CHP deputy warns party ‘becoming Alevi party'


The Republican People's Party (CHP) will hold a congress on Jan. 15-16, 2016 to elect a new leader after deputies opposed to current leader Kemal Kılıçdaroğlu were unable to collect enough signatories to force an extraordinary party congress. Sources from CHP headquarters indicated that the Party Assembly meeting on Wednesday evening abounded with heated debates. In the meeting, CHP İzmir Deputy Aytun Çıray criticized the party's politics and reportedly said that if the party continues on its current path it will become an ethnic-identity party like the pro-Kurdish Peoples' Democracy Party (HDP)."The CHP is becoming an ethnic-identity and sectarian party.
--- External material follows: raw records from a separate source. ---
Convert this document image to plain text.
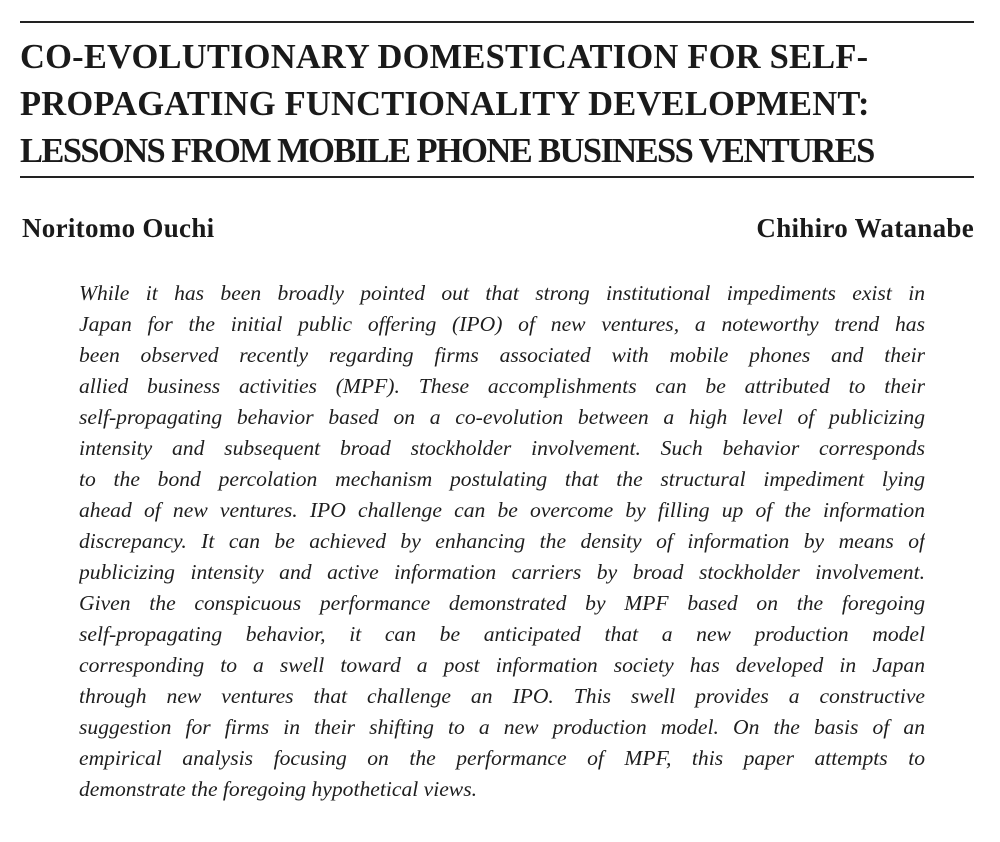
CO-EVOLUTIONARY DOMESTICATION FOR SELF-
PROPAGATING FUNCTIONALITY DEVELOPMENT:
LESSONS FROM MOBILE PHONE BUSINESS VENTURES
Noritomo Ouchi	Chihiro Watanabe
While it has been broadly pointed out that strong institutional impediments exist in
Japan for the initial public offering (IPO) of new ventures, a noteworthy trend has
been observed recently regarding firms associated with mobile phones and their
allied business activities (MPF). These accomplishments can be attributed to their
self-propagating behavior based on a co-evolution between a high level of publicizing
intensity and subsequent broad stockholder involvement. Such behavior corresponds
to the bond percolation mechanism postulating that the structural impediment lying
ahead of new ventures. IPO challenge can be overcome by filling up of the information
discrepancy. It can be achieved by enhancing the density of information by means of
publicizing intensity and active information carriers by broad stockholder involvement.
Given the conspicuous performance demonstrated by MPF based on the foregoing
self-propagating behavior, it can be anticipated that a new production model
corresponding to a swell toward a post information society has developed in Japan
through new ventures that challenge an IPO. This swell provides a constructive
suggestion for firms in their shifting to a new production model. On the basis of an
empirical analysis focusing on the performance of MPF, this paper attempts to
demonstrate the foregoing hypothetical views.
In the major cities, 75 percent of our congress members are of Alevi origin," Aydınlık daily reported Çıray saying. Also in the meeting, CHP Bolu Deputy Tanju Özcan heavily criticized Chairman Kemal Kılıçdaroğlu and his administration for successive election disappointments and reportedly suggested that Kılıçdaroğlu retire from politics. A member of the Party Assembly, Halit Toraman, heavily criticized Kılıçdaroğlu's administration for taking the decision to hold a general congress without consulting the Party Assembly. In the Nov. 1 early elections, the CHP received 25.31 percent of the vote and gained 133 seats in Parliament. The election results also indicate that in 35 out of Turkey's 81 provinces no CHP candidates were elected. Yalova deputy Muharrem İnce, and former deputies Umut Oran and Mustafa Balbay have already announced their candidacies for the chairmanship.